自動車メーカーの「認証不正」でも話題となった「JNCAP」って何? 実は「国の基準」と違う? 認証とJNCAPでズレも… 今後の課題とは
最近よく聞く「JNCAP (自動車アセスメント)」って何?
最近、自動車メーカーにおける「認証問題」が度々話題となっています。 そのなかで耳にする機会が増えてきた「JNCAP (自動車アセスメント)」とはどのようなものなのでしょうか。 【画像】「えっ…!」クルマがペチャンコ…! 破損しても安全なクルマを見る!(14枚)

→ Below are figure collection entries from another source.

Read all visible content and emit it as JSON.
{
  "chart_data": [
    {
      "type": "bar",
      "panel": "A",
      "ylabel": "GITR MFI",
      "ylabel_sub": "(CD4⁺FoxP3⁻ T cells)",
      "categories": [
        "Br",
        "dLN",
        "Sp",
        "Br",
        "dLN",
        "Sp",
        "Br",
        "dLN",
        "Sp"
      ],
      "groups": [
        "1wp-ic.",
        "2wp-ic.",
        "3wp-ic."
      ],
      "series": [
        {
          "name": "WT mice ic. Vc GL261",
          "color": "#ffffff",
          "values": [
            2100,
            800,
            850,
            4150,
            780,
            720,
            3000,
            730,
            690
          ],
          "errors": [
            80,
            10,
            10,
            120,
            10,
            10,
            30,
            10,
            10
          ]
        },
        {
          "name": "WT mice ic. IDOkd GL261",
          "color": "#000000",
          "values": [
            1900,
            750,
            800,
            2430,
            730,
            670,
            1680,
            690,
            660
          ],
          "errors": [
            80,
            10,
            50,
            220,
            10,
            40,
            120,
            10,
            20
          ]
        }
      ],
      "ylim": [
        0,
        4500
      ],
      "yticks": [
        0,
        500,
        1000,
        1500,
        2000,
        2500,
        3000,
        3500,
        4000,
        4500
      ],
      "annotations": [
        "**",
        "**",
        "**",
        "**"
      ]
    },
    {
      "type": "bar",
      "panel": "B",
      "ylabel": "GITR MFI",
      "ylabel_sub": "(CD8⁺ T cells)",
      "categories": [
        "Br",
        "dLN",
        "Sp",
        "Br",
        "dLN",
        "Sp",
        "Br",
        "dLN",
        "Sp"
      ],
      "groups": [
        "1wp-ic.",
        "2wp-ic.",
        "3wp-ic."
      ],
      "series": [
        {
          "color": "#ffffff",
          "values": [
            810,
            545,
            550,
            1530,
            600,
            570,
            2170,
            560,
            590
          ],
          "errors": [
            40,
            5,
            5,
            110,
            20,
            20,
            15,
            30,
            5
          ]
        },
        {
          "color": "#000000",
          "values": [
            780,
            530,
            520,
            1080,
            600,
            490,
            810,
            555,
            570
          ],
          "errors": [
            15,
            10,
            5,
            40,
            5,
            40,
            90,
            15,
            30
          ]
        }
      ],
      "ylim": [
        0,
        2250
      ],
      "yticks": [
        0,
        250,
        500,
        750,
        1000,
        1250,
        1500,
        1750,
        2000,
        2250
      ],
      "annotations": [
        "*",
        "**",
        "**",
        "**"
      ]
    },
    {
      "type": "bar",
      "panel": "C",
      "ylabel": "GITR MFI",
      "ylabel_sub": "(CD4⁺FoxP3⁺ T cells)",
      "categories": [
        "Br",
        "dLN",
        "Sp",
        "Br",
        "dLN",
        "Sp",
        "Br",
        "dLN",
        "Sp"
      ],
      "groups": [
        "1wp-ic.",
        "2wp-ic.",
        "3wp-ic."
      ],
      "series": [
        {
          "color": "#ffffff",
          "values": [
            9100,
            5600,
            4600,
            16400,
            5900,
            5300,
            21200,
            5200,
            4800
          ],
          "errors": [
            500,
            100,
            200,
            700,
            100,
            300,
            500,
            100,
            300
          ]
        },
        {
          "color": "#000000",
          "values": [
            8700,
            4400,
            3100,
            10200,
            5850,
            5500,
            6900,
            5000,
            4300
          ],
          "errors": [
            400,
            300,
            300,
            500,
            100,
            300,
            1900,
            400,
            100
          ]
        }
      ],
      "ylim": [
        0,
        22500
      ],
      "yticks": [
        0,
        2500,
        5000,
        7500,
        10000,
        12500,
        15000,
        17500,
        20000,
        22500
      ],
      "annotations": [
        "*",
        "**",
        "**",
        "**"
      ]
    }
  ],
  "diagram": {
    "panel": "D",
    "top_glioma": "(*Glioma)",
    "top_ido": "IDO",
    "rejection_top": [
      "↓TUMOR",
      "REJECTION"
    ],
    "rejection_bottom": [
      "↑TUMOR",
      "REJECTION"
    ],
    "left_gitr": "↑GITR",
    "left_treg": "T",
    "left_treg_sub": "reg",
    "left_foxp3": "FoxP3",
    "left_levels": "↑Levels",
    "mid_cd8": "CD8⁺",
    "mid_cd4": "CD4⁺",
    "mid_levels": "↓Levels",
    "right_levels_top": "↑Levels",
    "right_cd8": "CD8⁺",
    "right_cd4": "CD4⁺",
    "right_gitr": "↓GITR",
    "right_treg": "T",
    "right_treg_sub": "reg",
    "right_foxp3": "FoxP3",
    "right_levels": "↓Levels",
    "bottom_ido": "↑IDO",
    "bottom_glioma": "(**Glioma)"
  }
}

スバルの「クロストレック」と「インプレッサ」が、2023年度JNCAP「自動車安全性能ファイブスター大賞」を受賞しました。 そう聞いても、ピンとこないユーザーもいるでしょう。 これは自動車の安全性に対する高い評価なのですが、ユーザーの間でJNCAP(ジェー・エヌキャップ)についての認識がまだあまり高くないからです。 または、メーカーのホームページや、新車のカタログなどでJNCAPという表記を見たことがあっても、ところで「JNCAPって何?」と聞かれても正確には答えられず、ネットでJNCAPと検索してみても、まだなんとなく理解できない人もいるかもしれません。 JNCAPは、J(日本)におけるニュー・カー・アセスメント・プログラムの略称。 実施するのは、国土交通省と独立行政法人 自動車事故対策機構(NASVA:ナスバ)です。 NASVAによれば、JNCAP(自動車アセスメント)の概要は次の通りです。 「自動車等の安全性能の評価・公表を行うことによって、ユーザーが安全な車選びをしやすいように、そして車を作るメーカーのより安全な車の開発を促進するため」 そう言われると、「JNCAPは国が定めた規制なのか?」とか「安全性に対する基準を再評価するものなのか?」と疑問に思う人もいるでしょう。 自動車アセスメントは、規制でも基準でもなく、あくまでも第三者機関が自主的に行う評価という点が、ユーザーには少し分かりにくいかもしれません。 自主的であるためにNASVAは、販売台数が多い車両を中心に評価試験の対象車種を選定し、一般向けに販売されている状態の車両を購入するという形をとっています。 つまり、JNCAPは販売されている全ての車を対象に行っている訳ではありません。 今回、試験データが公表されたのはクロストレック・インプレッサ(満点中98%)のほか、総合評価で最高の5つ星は、トヨタ「クラウンクロスオーバー」「クラウンスポーツ」(95%)、マツダ「CX-60」(94%)、ホンダ「ZR-V」(94%)、レクサス「RX」(93%)、日産「セレナ」(93%)、レクサス「NX」(93%)、ホンダ「N-BOX」(91%)、トヨタ「プリウス」(91%)、日産「エクストレイル」(91%)と続きます。 さらに、総合評価4つ星では、レクサス「LBX」(92%)、トヨタ「アルファード/ヴェルファイア」(92%)、スズキ「スイフト」(90%)、スズキ「スペーシア/スペーシアカスタム」(86%)、マツダ「フレアワゴン/フレアワゴンカスタムスタイル」(82%)、そしてダイハツ「タント」、スバル「シフォン」(81%)という結果です。 では、具体的にどのような試験を行っているのでしょうか。 評価されるのは、大きく3つの領域です。 クルマが衝突することを事前に防ぐための「予防安全」、車が衝突した後に乗員保護を行う「衝突安全」、そして事故が発生した際の「事故自動緊急通報装置」の3つとなります。 自動車アセスメントの歴史を辿ると、衝突安全に対する試験が先行し、その後に予防安全が加わったという経緯があります。 2023年度での衝突安全に関する試験項目は、車が真正面から衝突する「フルラップ前面衝突」や、対向車や障害物と少しずれた状態でぶつかる「オフセット前面衝突」、「歩行者頭部保護」など7項目で構成されています。 一方、予防安全では、先進的運転支援システムを用いた「対車」、「対歩行者・昼および夜」、「ペダル踏み間違い時加速抑制」など7項目です。 衝突安全と予防安全のそれぞれで、AからEまで5段階のランクがありますが、衝突安全では試験を行ったモデルではAまたはB、そして予防安全では全モデルがAとなりました。 また、事故自動緊急装置については、先進型を装備していると最高8点となります。 こうした3領域での得点を、最高5つ星で総合評価する仕組みです。 5つ星の中で最も得点が高いモデルが、今回クロストレック・インプレッサが受賞した「ファイブスター大賞」となります。